Moreover, this ethic of absolute love derives from John’s apocalyptic worldview. Loving one another is how we participate in God’s invasion of the world that began in Christ’s death and resurrection. Loving one another brings us into God’s own being, unites us with Christ, and grants us eternal life, which, for John simply is union with God in the perichoretic relations of the Godhead (John 17:21-23). Thus, the ecclesial reality of mutual love is the reality of life displacing death, it is the eschaton embodied in the world. The Johannine ethic of mutual love is ultimately an ethic which demands and implies a theological understanding of history. It calls us to incorporate any and all interruptions into our life through a thoroughgoing practice of love, believing this act to be the only mode of being that is in step with God’s eschatological action, which is bringing creation to its transfiguration and consumation.

Posted in Apocalyptic, Ethics, Johannine Studies.


4 Responses

Stay in touch with the conversation, subscribe to the RSS feed for comments on this post.

  1. Ben Gibbs Ben Gibbs says

    Good post,

    Would you say that Paul has a temporal view and John a spatial view? That is, for Paul the future reality is breaking into the present, and for John, the reality of heaven is breaking into earth?
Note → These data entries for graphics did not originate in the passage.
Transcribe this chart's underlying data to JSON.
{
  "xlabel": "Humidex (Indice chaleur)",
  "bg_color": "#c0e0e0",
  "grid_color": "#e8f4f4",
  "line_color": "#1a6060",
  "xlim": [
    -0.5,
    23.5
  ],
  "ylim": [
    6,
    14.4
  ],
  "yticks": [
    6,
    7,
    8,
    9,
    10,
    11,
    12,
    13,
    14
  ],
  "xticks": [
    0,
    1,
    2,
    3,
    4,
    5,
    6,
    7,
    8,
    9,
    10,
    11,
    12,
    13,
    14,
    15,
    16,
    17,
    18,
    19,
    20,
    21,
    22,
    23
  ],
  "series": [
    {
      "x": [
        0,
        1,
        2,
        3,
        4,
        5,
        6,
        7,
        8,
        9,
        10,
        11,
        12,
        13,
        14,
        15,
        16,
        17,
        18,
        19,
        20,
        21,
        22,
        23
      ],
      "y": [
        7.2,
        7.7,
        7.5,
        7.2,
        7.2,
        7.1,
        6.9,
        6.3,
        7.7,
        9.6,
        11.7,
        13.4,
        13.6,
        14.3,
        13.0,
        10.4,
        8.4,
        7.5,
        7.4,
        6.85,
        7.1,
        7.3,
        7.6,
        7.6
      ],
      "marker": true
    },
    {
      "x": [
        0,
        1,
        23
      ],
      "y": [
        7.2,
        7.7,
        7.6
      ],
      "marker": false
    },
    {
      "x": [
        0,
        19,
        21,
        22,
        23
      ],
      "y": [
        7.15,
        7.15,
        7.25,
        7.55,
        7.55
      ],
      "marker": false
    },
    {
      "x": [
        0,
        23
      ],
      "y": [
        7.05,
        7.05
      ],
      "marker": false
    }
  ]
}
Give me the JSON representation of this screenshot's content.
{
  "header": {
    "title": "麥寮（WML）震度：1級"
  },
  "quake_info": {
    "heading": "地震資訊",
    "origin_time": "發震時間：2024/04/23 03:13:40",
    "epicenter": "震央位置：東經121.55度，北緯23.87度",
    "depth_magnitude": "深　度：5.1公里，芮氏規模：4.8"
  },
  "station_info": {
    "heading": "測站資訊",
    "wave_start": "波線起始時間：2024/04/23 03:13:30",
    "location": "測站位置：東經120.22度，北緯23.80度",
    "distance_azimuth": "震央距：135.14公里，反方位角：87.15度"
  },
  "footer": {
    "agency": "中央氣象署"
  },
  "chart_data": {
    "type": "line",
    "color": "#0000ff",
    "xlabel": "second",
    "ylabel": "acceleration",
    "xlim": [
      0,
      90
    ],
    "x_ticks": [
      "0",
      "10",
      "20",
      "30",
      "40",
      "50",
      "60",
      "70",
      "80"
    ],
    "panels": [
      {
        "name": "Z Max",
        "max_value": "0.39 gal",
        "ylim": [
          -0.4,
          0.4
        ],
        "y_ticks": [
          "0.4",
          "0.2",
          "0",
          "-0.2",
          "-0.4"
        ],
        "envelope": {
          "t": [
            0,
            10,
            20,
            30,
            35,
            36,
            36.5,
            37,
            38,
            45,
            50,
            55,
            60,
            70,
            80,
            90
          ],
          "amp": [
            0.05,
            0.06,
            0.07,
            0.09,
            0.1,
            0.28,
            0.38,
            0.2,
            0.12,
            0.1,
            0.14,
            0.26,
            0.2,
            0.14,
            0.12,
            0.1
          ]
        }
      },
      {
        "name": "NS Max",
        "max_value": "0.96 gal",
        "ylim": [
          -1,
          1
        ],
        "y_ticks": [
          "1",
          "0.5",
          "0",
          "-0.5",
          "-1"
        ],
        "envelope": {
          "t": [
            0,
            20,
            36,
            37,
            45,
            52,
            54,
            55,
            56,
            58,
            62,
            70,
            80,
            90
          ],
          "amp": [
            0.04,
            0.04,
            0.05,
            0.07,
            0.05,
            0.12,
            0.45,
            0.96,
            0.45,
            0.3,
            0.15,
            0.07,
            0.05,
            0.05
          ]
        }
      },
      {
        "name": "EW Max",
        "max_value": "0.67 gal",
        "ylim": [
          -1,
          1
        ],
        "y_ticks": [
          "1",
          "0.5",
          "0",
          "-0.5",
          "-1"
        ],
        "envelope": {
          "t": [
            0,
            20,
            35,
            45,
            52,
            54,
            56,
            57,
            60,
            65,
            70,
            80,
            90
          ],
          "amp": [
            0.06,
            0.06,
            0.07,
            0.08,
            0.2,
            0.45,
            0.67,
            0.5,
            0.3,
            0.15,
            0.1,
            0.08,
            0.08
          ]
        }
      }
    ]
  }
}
Or have I missed it?

    Ben

  2. Halden Halden says

    Ben, I’d say that to put it totally starkly would be an oversimplification. Clearly John and Paul both have temporal and spatial elements to the language of their eschatology. However, there is certainly more about the divine descent in John, and a lot more emphasis on the vertical. Both portray God’s apocalypse in different, but closely related ways.

  3. Ben Gibbs Ben Gibbs says

    Thanks,

    Ben

  4. F. Ellsworth Lockwood F. Ellsworth Lockwood says

    I keep looking for someone to address the contradiction between the gospel of peace love joy, and the apocalyptic worldview that permeates the New Testament.

    It would seem that so-called “unconditional” love was not part of the vision. In the gospels and Paul, “love” apparently means “love within the group.” One can argue otherwise until God whistles for the vultures, as is predicted in Revelation. The obvious context of the gospels and all of the N.T. is that of impending judgement. The destruction of most of the world in order to save a relatively small remnant, simliar to the salvation of Noah, which in fact is mentioned in the N.T. specifically because of those similarities, when they were eating and drinking and getting married and the flood came and washed them all away.